Solving the Top Challenges of Legacy RDBMS Architectures with GridGain 9

Introduction 

Relational Database Management Systems (RDBMS) have dominated enterprise IT data infrastructure for decades, serving as the backbone for countless applications. Today, many applications still run on legacy RDBMS, which face significant challenges in meeting the demands of today's data-driven world. As enterprises increasingly require real-time analytics, artificial intelligence (AI), and the ability to handle ever-growing data volumes, the limitations of traditional RDBMS become apparent. The GridGain Unified Real-Time Data Platform offers a solution to these challenges, significantly accelerating legacy systems and addressing their limitations.

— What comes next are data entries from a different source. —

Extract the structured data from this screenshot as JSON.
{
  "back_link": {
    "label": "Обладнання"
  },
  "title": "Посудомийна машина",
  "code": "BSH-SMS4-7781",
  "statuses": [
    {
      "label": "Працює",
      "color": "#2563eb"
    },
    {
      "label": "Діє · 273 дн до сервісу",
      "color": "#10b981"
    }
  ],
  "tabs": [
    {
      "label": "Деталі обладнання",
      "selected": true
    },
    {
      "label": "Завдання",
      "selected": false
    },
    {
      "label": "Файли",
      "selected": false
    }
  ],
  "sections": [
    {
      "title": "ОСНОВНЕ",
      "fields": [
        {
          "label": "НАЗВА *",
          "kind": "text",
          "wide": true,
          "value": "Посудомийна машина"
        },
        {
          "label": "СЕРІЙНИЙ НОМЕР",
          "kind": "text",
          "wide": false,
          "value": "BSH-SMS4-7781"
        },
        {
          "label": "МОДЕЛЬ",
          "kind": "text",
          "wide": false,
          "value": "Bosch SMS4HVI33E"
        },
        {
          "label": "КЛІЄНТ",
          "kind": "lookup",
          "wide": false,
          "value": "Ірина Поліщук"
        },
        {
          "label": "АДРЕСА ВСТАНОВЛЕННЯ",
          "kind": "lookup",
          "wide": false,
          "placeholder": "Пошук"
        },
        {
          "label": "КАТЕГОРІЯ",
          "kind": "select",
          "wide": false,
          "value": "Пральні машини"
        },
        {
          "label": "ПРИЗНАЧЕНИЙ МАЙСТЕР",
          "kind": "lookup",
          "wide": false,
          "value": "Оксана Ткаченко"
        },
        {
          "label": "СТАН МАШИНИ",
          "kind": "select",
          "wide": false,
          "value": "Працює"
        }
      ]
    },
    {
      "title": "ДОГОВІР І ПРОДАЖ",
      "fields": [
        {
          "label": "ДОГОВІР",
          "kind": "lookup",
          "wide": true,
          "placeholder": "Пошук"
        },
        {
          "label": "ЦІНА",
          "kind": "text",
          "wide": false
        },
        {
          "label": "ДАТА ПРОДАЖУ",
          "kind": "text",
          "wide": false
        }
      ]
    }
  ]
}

The new version of the platform, GridGain 9, makes it easier than ever to overcome the constraints of legacy RDBMS with improved SQL capabilities, stronger consistency, and better developer experience.

Challenges of Legacy RDBMS

Legacy RDBMS face several significant challenges in the modern data landscape:

  1. Scalability: Horizontal scaling of legacy RDBMS is notoriously difficult. As data volumes and transaction loads increase, traditional RDBMS struggle to keep up, leading to performance bottlenecks and increased latency.
  2. Real-time Processing: Modern applications demand ultra-low latency, often on the scale of milliseconds or even faster. Traditional RDBMS architectures are not optimized for such rapid data processing, making it hard to meet these real-time requirements.
  3. Multi-model and Hybrid Workloads: Contemporary systems frequently need to integrate and process various types of data, combining transactional processing, historical analytics, stream processing, and AI. Legacy RDBMS are typically not equipped to handle such diverse and complex workloads efficiently.
  4. Cloud Transformation: Moving legacy RDBMS to the cloud, especially in a multi-cloud setup, is a complex and resource-intensive process. These systems are often tightly coupled with on-premise infrastructure, making cloud adoption challenging.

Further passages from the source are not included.